Mogadishu (Somalia Today) — Somalia’s President Hassan Sheikh Mohamud on Saturday ridiculed opposition leaders who travelled to the southern city of Kismayo for a high-stakes political summit, arguing that shifting venues does not strengthen their case as Mogadishu prepares for a contested round of local elections later this month.
Speaking at a ceremony marking the 82nd anniversary of the Somali Police Force, Mohamud said the same figures had previously met at a Mogadishu hotel and questioned what, in his view, changed by relocating their talks to Jubaland’s interim capital.
“They used to meet at Hotel Jazeera. I cannot understand the logic of how they can now come to Kismayo and ‘fight’ from there,” Mohamud said.
The president also framed the dispute as political theatre rather than a constitutional standoff, while insisting he would not block opponents from assembling.
“A person is free to speak, and no one is being silenced,” he said, pushing back against claims that dissenting voices have been squeezed.
Yet Mohamud paired the rebuke with an offer of dialogue. He said the federal government was ready to engage leaders gathered in Kismayo, including officials from Jubaland and Puntland, if they presented coherent proposals.
“To our brothers who came together from Mogadishu and elsewhere, we say: if you have met, consult and agree among yourselves, bring us a position we can discuss,” he said.
Kismayo summit
The remarks came as opposition politicians and regional leaders entered a third day of closed-door meetings in Kismayo, where delegates are drafting a final communique expected to address electoral arrangements and push back against Villa Somalia’s plan to expand one-person, one-vote polls beyond the capital.
Sources said participants were working to finalise the structure and mandate of a proposed “Somali Future Council” and to agree on language for their final statement on the 2026 election dispute.
The Kismayo gathering has drawn prominent opposition figures, as well as leaders of Jubaland and Puntland, two federal member states that have remained outside key political agreements with the central government.
The summit has pitched itself as a forum to “reset” Somalia’s electoral pathway and to resist any unilateral move on timelines, procedures, or constitutional amendments.
Mohamud’s allies, however, cast the Kismayo discussions as an attempt to derail a long-delayed shift away from clan-mediated politics. In Mogadishu, officials argue that direct elections are central to rebuilding legitimacy and accountability after decades of conflict.
Banadir vote
The immediate flashpoint is the Banadir local council vote scheduled for December 25, which the federal government portrays as a pilot for broader direct elections.
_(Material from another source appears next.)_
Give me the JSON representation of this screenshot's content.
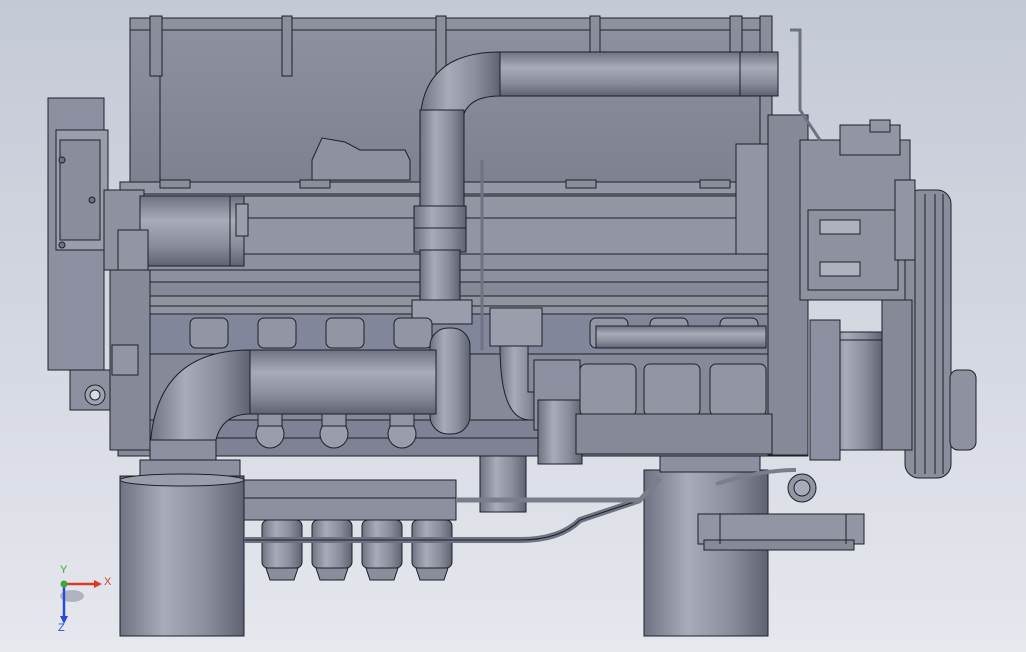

Somalia has not held a nationwide one-person, one-vote ballot since 1969, and the state still faces major security and administrative constraints.
Somalia’s electoral commission has been laying the groundwork through voter registration, district-level preparations, and public notices.
In October, it issued an official announcement on the provisional voter list for Banadir and the process for objections and corrections, referencing the legal framework guiding the exercise.
The commission’s mandate is anchored in legislation adopted by Somalia’s federal parliament, which sets out its responsibilities across national, federal member state and local elections, including Banadir.
Even so, politics has become the central risk. Opposition figures, Jubaland and Puntland argue that Villa Somalia is pushing an election model without the broad consensus required in Somalia’s fragile federal arrangement.
Their objections have hardened into a boycott stance, raising the prospect of a vote that produces winners in Mogadishu but leaves the wider political class split over legitimacy.
Security and daily life
Mohamud has leaned on the security services to keep order as the political temperature rises. The police anniversary was also a moment to project institutional strength, and state media highlighted parade preparations ahead of the commemoration.
Election preparations are also reshaping daily life in the capital.
Somalia’s Education Ministry announced a temporary suspension of teaching and learning across Banadir from December 21–25 to support election preparations, according to a statement posted on the ministry’s official account.
The decision will close schools, institutes, and universities during the five-day window, as authorities use some education facilities for election-related operations and coordination.
The closure has drawn scrutiny from education stakeholders, who warn that turning campuses into election infrastructure could disrupt learning and set a precedent.
Officials argue the pause is short and operationally necessary, but critics say the move reflects how politically charged even routine administrative decisions have become during the election run-up.
With election day set for December 25, both the government and opposition face a tight timeline.
If ongoing talks do not ease tensions, Somalia may proceed with its most ambitious electoral process in decades while leaders remain divided over its legitimacy and time to resolve differences runs short.